Stavolta niente cani, mi corre l’obbligo di parlare di questi signori qui sotto, dopo aver scoperto che sono già passati vent’anni dalla pubblicazione di In Utero, ultimo album in studio dei Nirvana. Intanto, visto che già so che qualcuno storcerà il naso per il mio post, mi piace precisare che ho amato i Nirvana di un amore enorme, indipendentemente dal fatto che in quel momento fosse oggettivamente “figo” ascoltare e venerare il gruppo di Seattle.
Prima di proseguire, è bene precisare due cose: la prima, che quando Kurt Cobain è morto avevo quasi undici anni e che In Utero è stato il primo album dei Nirvana a entrare in casa mia (grazie papà…). Non ho quindi beneficiato dell’onda lunga e dirompente di Nevermind perché ero davvero troppo piccolo. Però In Utero, forse perché più intimista, forse perché più arrabbiato, forse perché sì, è senz’altro il loro album che ancora adesso apprezzo di più. Per dirla tutta, trovo che Nevermind sia un po’ una cagata, ma questo è un discorso che rischia di farmi linciare, e quindi lo dirò sottovoce.
Il mio amore per i Nirvana si è necessariamente sviluppato DOPO la morte di Cobain ed è andato avanti fino al liceo, quando poi ho iniziato ad avvicinarmi ad altre cose che ancora adesso mi porto dietro. Di più: inconsapevole di quello che stavo facendo, i Nirvana, come è successo per milioni di altre persone (ma questo l’ho scoperto molto dopo), hanno sostituito nel mio cuore i Guns N’ Roses, fino ad allora miei idoli incontrastati (e ancora grazie, papà…).
Ora, a vent’anni di distanza, è davvero difficile che io mi avvicini a un disco dei Nirvana nonostante li abbia collezionati tutti, compresi bootleg indecenti e Greatest Hits di dubbio gusto. Perché trovo che siano rimasti ancorati a quella roba là, a quegli anni Novanta che io ho sfiorato appena (sono dell’83) e che secondo me hanno rappresentato una bellissima illusione prima del Nuovo Millennio e di tutte le schifezze che si è portato dietro. I Nirvana li trovo incredibilmente datati. L’ho detto. Mi sono tolto un peso.
Quando in radio, raramente a dirla tutta, o a qualche serata per locali, mettono Smells Like Teen Spirits a me viene il nervoso. Lo trovo un pezzo davvero brutto, e pensare che l’intera epoca del grunge sia rappresentata da un pezzo così mi pare un vero peccato. E’ come se gli anni ’80 (per carità, è un esempio) fossero sintetizzati non dalla disputa tra Duran Duran e Spandau Ballet, ma da Adam and The Ants. Insomma, diciamocela tutta: Nevermind è poca cosa.
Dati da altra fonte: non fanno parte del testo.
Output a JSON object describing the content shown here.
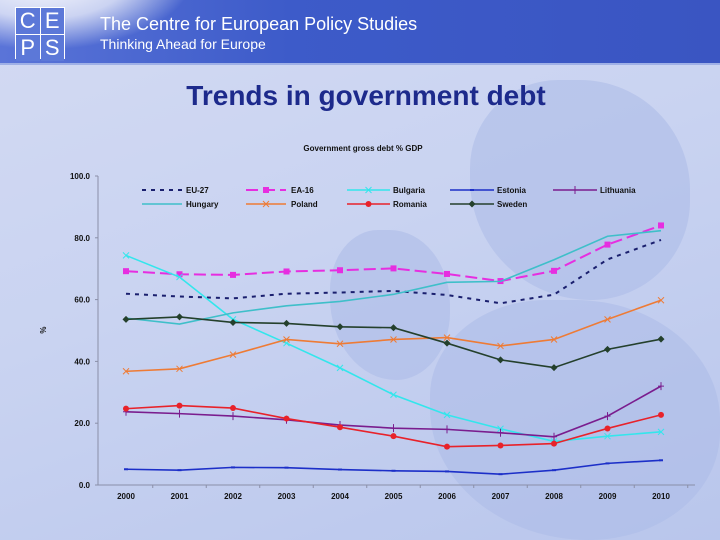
{
  "header": {
    "logo_letters": [
      "C",
      "E",
      "P",
      "S"
    ],
    "org_name": "The Centre for European Policy Studies",
    "tagline": "Thinking Ahead for Europe"
  },
  "slide_title": "Trends in government debt",
  "chart_data": {
    "type": "line",
    "title": "Government gross debt % GDP",
    "xlabel": "",
    "ylabel": "%",
    "ylim": [
      0,
      100
    ],
    "yticks": [
      "0.0",
      "20.0",
      "40.0",
      "60.0",
      "80.0",
      "100.0"
    ],
    "x": [
      "2000",
      "2001",
      "2002",
      "2003",
      "2004",
      "2005",
      "2006",
      "2007",
      "2008",
      "2009",
      "2010"
    ],
    "legend": "top",
    "series": [
      {
        "name": "EU-27",
        "color": "#1a1f6e",
        "style": "dotted",
        "marker": "none",
        "values": [
          61.9,
          61.0,
          60.4,
          61.9,
          62.3,
          62.8,
          61.5,
          58.8,
          61.6,
          73.0,
          79.3
        ]
      },
      {
        "name": "EA-16",
        "color": "#e62ee0",
        "style": "dashed",
        "marker": "square",
        "values": [
          69.2,
          68.2,
          68.0,
          69.1,
          69.5,
          70.1,
          68.3,
          66.0,
          69.3,
          77.8,
          84.0
        ]
      },
      {
        "name": "Bulgaria",
        "color": "#33e6ec",
        "style": "solid",
        "marker": "x",
        "values": [
          74.3,
          67.3,
          53.6,
          45.9,
          37.9,
          29.2,
          22.7,
          18.2,
          14.1,
          15.8,
          17.2
        ]
      },
      {
        "name": "Estonia",
        "color": "#1c2fc8",
        "style": "solid",
        "marker": "dash",
        "values": [
          5.1,
          4.8,
          5.7,
          5.6,
          5.0,
          4.6,
          4.4,
          3.5,
          4.8,
          7.0,
          8.0
        ]
      },
      {
        "name": "Lithuania",
        "color": "#7a1d8e",
        "style": "solid",
        "marker": "plus",
        "values": [
          23.7,
          23.1,
          22.3,
          21.1,
          19.4,
          18.4,
          18.0,
          16.9,
          15.6,
          22.3,
          32.0
        ]
      },
      {
        "name": "Hungary",
        "color": "#3fbfc9",
        "style": "solid",
        "marker": "none",
        "values": [
          54.0,
          52.1,
          55.7,
          58.0,
          59.4,
          61.7,
          65.6,
          65.9,
          72.9,
          80.5,
          82.3
        ]
      },
      {
        "name": "Poland",
        "color": "#ee7b35",
        "style": "solid",
        "marker": "x",
        "values": [
          36.8,
          37.6,
          42.2,
          47.1,
          45.7,
          47.1,
          47.7,
          45.0,
          47.1,
          53.6,
          59.8
        ]
      },
      {
        "name": "Romania",
        "color": "#e8222a",
        "style": "solid",
        "marker": "circle",
        "values": [
          24.7,
          25.7,
          24.9,
          21.5,
          18.7,
          15.8,
          12.4,
          12.8,
          13.4,
          18.3,
          22.7
        ]
      },
      {
        "name": "Sweden",
        "color": "#24402c",
        "style": "solid",
        "marker": "diamond",
        "values": [
          53.6,
          54.4,
          52.6,
          52.3,
          51.2,
          50.9,
          45.9,
          40.5,
          38.0,
          43.9,
          47.2
        ]
      }
    ]
  }
}
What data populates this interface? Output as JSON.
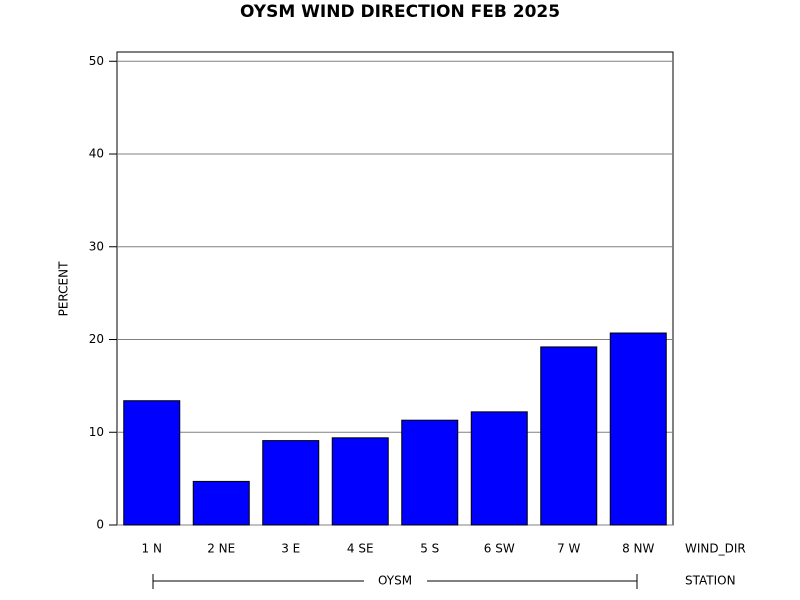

Ha intercettato i bisogni di una generazione che si era rotta le scatole di lustrini e paillettes e voleva qualcosa di più arrabbiato e “tosto”. Ma allora perché non Bleach, album d’esordio ben più corposo?
Il problema con i Nirvana è che sono diventati un’icona tale che ammettere francamente che si avverte, eccome, il peso degli anni quando si ascoltano le loro canzoni è considerato apostasia. Come criticare Jim Morrison. Dimentichi del fatto che per entrambi i decenni c’è stato molto, ma molto di meglio. Kurt Cobain è stato un grande, su questo non ci piove. Ma la religione che si è creata attorno a lui mi lascia, ora che sono un po’ più grandicello, parecchio perplesso.
Due ultime cose. La prima: quanti di voi ricordano l’apparizione dei Nirvana a Tunnel (o Avanzi, non ricordo) in cui suonarono in modo imbarazzante Serve The Servants? Io ce l’ho ancora stampata in mente. La seconda: quanti di voi ricordano il giorno in cui è morto Kurt Cobain? Che cosa stavate facendo? Io l’ho appreso dal giornale, visto che internet ancora non c’era: “Suicida il leader dei Nirvana”, titolava Repubblica nell’aprile del 1994. E’ uno degli eventi che hanno segnato la mia pubertà-adolescenza. Ecco oggi, a distanza di vent’anni, mi sento di aver pagato il mio tributo alla religione di Cobain e posso affermare, pronto a prendermi tutti gli insulti del caso, che i Nirvana sono delle icone degli anni Novanta. Non so se possano essere considerati tali anche per quanto riguarda la storia della musica.